“Yes, sir,” I reply, my voice steady, despite knowing this conversation will determine whether I live or die. As the other recruits disperse, heading towards the celebratory feast, I prepare myself for a different kind of trial—one that involves facing the wrath of Edward Donovan in the confines of the castle dungeons.
Chapter 45
DELILAH
What if Xavier dies…
The thought fills my mind, leaving space for nothing else. It’s like a snowball gathering density and weight with every turn, becoming an emotional avalanche that threatens to crush me. Kill me.
My chest is tight, each beat of my heart banging against my ribs, until the pain from it has me pressing a hand to my sternum. I take deep breaths, willing my pulse to slow, but it doesn’t. If anything, it quickens, reacting to every ounce of fear and anxiety that courses through my blood.
“Delilah, everything will be okay.” June’s voice is soft, soothing, yet it barely cuts through the fog of my worry. She pats an empty space on Xavier’s bed. “Why don’t you come sit next to me?”
I shake my head, not trusting my voice. Her words are meant to reassure, but the possibility of losing Xavier, of never seeing him again, is a thought I can’t handle.
“X will be fine,” she says. “He and Declan have trained for this.”
I continue pacing, each step a tiny battle against the inertia of despair. The motion keeps the panic at bay, just barely. “Training isn’t always enough,” I whisper, more to myself than to her.
June stands, her movements fluid and graceful. She steps into my path, halting my nervous trek across the room and grabs my shoulders. Her hold is gentle but with enough pressure to anchor me.
“Look at me,” she urges, her voice firm while still tender.
Reluctantly, I lift my head. In her gaze lies not only sympathy, but a reflection of my own terror transformed into fortitude.
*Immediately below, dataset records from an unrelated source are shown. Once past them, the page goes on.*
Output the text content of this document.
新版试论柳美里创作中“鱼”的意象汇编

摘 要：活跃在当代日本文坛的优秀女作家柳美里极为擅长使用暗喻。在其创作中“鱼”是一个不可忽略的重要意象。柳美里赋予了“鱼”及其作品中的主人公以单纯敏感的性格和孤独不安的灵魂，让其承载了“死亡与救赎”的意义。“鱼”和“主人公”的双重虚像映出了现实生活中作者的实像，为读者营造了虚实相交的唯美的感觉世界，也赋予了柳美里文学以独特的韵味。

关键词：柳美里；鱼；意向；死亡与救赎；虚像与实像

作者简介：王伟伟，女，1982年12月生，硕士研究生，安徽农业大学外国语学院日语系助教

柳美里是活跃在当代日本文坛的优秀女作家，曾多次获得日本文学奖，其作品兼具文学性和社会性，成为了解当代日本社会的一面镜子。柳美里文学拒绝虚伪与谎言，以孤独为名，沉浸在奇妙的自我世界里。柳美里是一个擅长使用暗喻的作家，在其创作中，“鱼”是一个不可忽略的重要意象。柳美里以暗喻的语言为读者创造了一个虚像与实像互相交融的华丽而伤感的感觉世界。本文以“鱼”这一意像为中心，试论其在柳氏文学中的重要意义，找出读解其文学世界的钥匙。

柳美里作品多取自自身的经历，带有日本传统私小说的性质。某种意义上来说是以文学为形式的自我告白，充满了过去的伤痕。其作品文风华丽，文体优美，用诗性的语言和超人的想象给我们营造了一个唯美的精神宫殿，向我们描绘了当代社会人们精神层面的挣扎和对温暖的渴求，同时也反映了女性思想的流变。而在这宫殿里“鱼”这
“I know it’s hard,” she continues, “and I know saying ‘it’ll be okay’ doesn’t mean shit right now. But remember who they are. Remember who X is. He’s not just fighting to survive. He’s fighting to get back to you.”
The warmth from her grip seeps into my skin, lending me a fragment of her strength. “But what if it’s not enough?” The question slips out, laden with all the vulnerability I’ve tried so hard to shield.
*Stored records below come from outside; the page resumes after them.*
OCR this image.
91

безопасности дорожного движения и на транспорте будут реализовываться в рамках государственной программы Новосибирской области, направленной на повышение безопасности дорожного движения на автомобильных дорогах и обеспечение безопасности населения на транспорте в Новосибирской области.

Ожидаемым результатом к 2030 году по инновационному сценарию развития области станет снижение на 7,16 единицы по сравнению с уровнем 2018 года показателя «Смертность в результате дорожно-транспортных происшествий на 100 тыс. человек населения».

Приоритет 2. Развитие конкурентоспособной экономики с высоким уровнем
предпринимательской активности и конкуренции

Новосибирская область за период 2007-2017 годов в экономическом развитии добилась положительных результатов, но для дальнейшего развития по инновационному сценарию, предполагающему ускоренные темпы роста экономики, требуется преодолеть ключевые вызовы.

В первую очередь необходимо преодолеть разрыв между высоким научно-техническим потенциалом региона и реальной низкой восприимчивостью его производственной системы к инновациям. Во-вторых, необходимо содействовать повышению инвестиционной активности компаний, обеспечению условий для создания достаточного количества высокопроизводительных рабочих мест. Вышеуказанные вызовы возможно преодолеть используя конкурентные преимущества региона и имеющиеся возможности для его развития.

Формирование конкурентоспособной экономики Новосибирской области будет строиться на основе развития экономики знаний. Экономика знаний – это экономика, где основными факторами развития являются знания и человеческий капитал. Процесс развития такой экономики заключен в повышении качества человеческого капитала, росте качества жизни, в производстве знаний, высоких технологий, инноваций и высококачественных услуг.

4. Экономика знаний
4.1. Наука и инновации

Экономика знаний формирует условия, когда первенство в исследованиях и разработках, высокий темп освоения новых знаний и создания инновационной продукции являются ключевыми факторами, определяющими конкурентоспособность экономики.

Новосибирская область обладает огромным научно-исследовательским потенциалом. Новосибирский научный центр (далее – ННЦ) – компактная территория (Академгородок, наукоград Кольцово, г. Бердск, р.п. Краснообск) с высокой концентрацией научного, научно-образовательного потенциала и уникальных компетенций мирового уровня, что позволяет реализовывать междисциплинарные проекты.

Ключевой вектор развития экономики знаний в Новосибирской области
June pulls me into a hug, her embrace enveloping me. “Then we face that when it comes. But knowing X, he’d do anything to be with you.”
I rest my head against her shoulder, and the rhythmic beat of her heart against my ear offers a strange comfort. “How do you know?”
“Because he looks at you the way I want Declan to look at me. Like I’m his world,” June finishes softly, a wistful note in her voice. “You don’t see it because you’re too close, too tangled up in your own emotions. But from the outside? It’s clear as day. Xavier’s in deep, Delilah. He’sallin.”
The affirmation sends a fresh wave of emotion through my body. I close my eyes as my love for Xavier threatens to drown me. Just as much as my fear of losing him. I can’t imagine my life without him.
We separate, and I attempt to smile, an expression that feels more like a grimace. Despite her encouraging words, a relentless stream of “what ifs” continues to cascade through my thoughts, each scenario darker than the last. My mind is a battleground, and I’m close to admitting defeat.
June takes my hand and leads me to the bed. With a tap on my shoulder and stern look, she sits. I do the same. The texture of the bedspread beneath my fingers serves as a focus point, something tangible amidst the swirling storm of my anxiety. The fabric bunches and smooths under my restless touch, mirroring the uneven tempo of my emotions and the need for action.
If only there was something I could do to help Xavier.
Outside, the wind picks up, its mournful howls echoing the turmoil within me. Inside, the dim light from the desk lamp casts long shadows across the room, stretching like specters of doubt creeping into the corners of my mind. I’m going crazy, and I’m powerless to stop it.
June tilts her head. “Did I ever tell you about the time that I slept with the entire debate team?”
The abrupt change in topic, as well as the inquiry itself, has my mouth falling open. I shake my head.
She smiles. “They had an actual debate as to who was most qualified to sleep with me and why. It was amazing.”
I nod, grinning despite my worry for Xavier. “I bet.”
“Nerds get a bad rap. Those guys were very competitive and determined. Not to mention they study and retain information better than most people.” She sighs. “Those were the days.”
“But now you’re with Declan and…”
She hangs her head. “He doesn’t feel the same way that I do.”